What are the most likely causes for this? Maybe an inconsistent schema? (I have clues that a certain field in MongoDB has date and sometimes integer, but that would require a lot of digging to confirm)
If you haven't specified the table schema, could you print the result of db.getCollection(tableName).find().first() ?
I needed to redact some stuff for safety reasons, which kind of defeats the purpose?
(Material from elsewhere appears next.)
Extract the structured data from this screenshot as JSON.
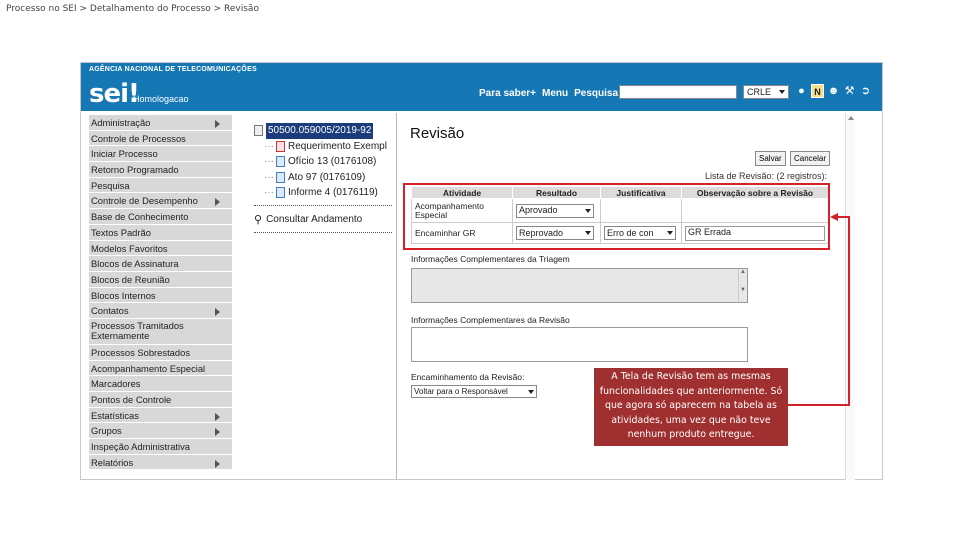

db.getCollection("tableName").findOne()
{
"_id" : ObjectId("56cdcb6b59fc36000954b092"),
"name" : "test",
"email" : "[email protected]",
"password" : "SHA256-HEX-STRING",
"birth_date" : ISODate("1987-04-18T00:00:00Z"),
"gender" : "FEMALE",
"interests" : [ ],
"facebook_id" : "",
"created_at" : ISODate("2016-02-24T15:25:31.601Z"),
"first_login" : false,
"platform_version" : 1,
"artwork" : {
"url" : "",
"ratings" : {
},
"views" : 0,
"posting_date" : ISODate("2016-08-09T11:43:17.858Z")
},
"followers" : [
{
"follower_id" : ObjectId("57a9d2c2130bef01a1a05852"),
"datetime" : ISODate("2016-10-24T10:46:48.655Z")
}
]
}
I have confirmed my suspicions that one of those fields (artwork.posting_date) is sometimes integer and sometimes ISODate. Fixing it is going to take some time, but when I do I'll try again.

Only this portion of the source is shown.